O assassinato de Isabella se impôs como o assunto constante destes últimos dias. Deixou-nos perturbados. E o que experimentamos não me parece ser uma comoção social, como aquela que vivemos quando, no Rio de Janeiro, João Hélio, um garotinho de seis anos, foi arrastado por quilômetros pelo carro dos assaltantes.
Há algo diferente na nossa inquietação. O assassinato de Isabella sugere que alguma coisa saiu do lugar e desarrumou o nosso mundo. Sentimos que, enquanto não decifrarmos seus agentes e suas razões, enquanto não compreendermos o sentido dos fatos, não poderemos retornar para a rotina aquietada dos nossos dias.

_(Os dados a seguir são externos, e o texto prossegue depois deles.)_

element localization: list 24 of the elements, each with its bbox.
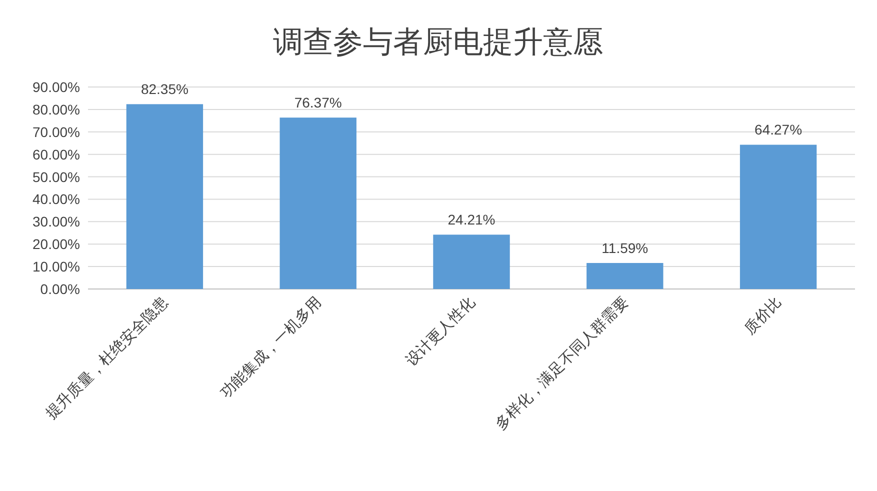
chart-title: 调查参与者厨电提升意愿 <box>273 26 603 59</box>
y-tick-label: 50.00% <box>32 168 80 185</box>
y-tick-label: 30.00% <box>32 214 80 230</box>
y-tick-label: 40.00% <box>32 191 80 208</box>
data-label: 82.35% <box>140 81 188 98</box>
bar <box>740 144 817 289</box>
y-tick-label: 60.00% <box>32 146 80 162</box>
data-label: 76.37% <box>294 94 342 111</box>
bar <box>586 262 664 289</box>
x-tick-label: 多样化，满足不同人群需要 <box>492 294 632 434</box>
data-label: 11.59% <box>602 240 648 256</box>
x-tick-label: 设计更人性化 <box>402 294 478 370</box>
bar <box>126 104 204 289</box>
x-tick-label: 质价比 <box>741 294 786 338</box>
data-label: 64.27% <box>754 122 802 138</box>
y-tick-label: 70.00% <box>32 124 80 140</box>
bar <box>280 118 356 289</box>
bar <box>433 234 510 289</box>
data-label: 24.21% <box>448 212 496 228</box>
x-tick-label: 功能集成，一机多用 <box>217 294 325 402</box>
y-tick-label: 80.00% <box>32 101 80 118</box>
y-tick-label: 10.00% <box>32 258 80 275</box>
y-tick-label: 20.00% <box>32 236 80 252</box>
y-tick-label: 90.00% <box>32 79 80 95</box>
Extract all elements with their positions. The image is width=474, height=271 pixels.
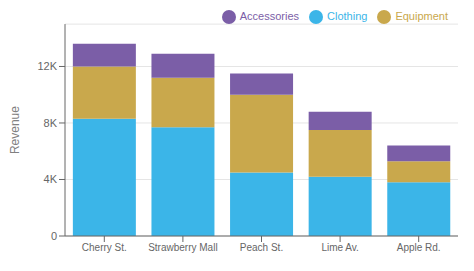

Já estamos calejados diante das atrocidades emergentes da violência social. É do mundo aí fora, acreditamos, é dessa selva urbana que insurgem todos os perigos que podem nos alcançar. Mas esse episódio entrou nas nossas casas, tornando vulnerável o único reduto que, nas nossas crenças mais profundas e ancestrais, era inviolável. Não a moradia, mas a casa paterna.
Nas simbologias de diversas culturas, o pai é representado pela coluna dorsal. Ele é a estrutura, o esteio, a força que suporta e dirige, a lei. Mais do que a mãe, é o pai quem oferece a casa para a qual todo filho pródigo pode regressar. Por meio da casa, o pai oferece o abrigo para o repouso e o reencontro depois das aventuras e das experiências fracassadas. A casa paterna é o lugar da segurança.
Isabella resumiu a nossa própria criança, a criança que confia e precisa confiar em sua segurança. Com ela, acreditamos que, enquanto dormimos, alguém nos vigia. Que se algo nos atacar, seremos defendidos. Que não perambulamos pela vida desabrigados e expulsos do paraíso.
Às vezes, os eventos que precisamos desesperadamente compreender para nos reinserirmos na vida são de natureza política, como ocorreu com o nazismo. Outros vêm da morte de alguém querido, de um casamento desfeito, de uma catástrofe natural que arrasa a terra, como tsunamis, incêndios e terremotos.
Mas esse acontecimento com que nos deparamos vem da angústia de nosso desamparo. Vem da suspeita do "pai". Se o "pai" for o transgressor, a moral está falida. Se o "pai" for a origem do mal, é como se descobríssemos que o mal está na raiz de nossa natureza e, portanto, projeta-se infinitamente sobre nosso futuro. Sem contenção, sem advertência, sem limite.
Se o mal vier do pai, quem poderá nos abençoar?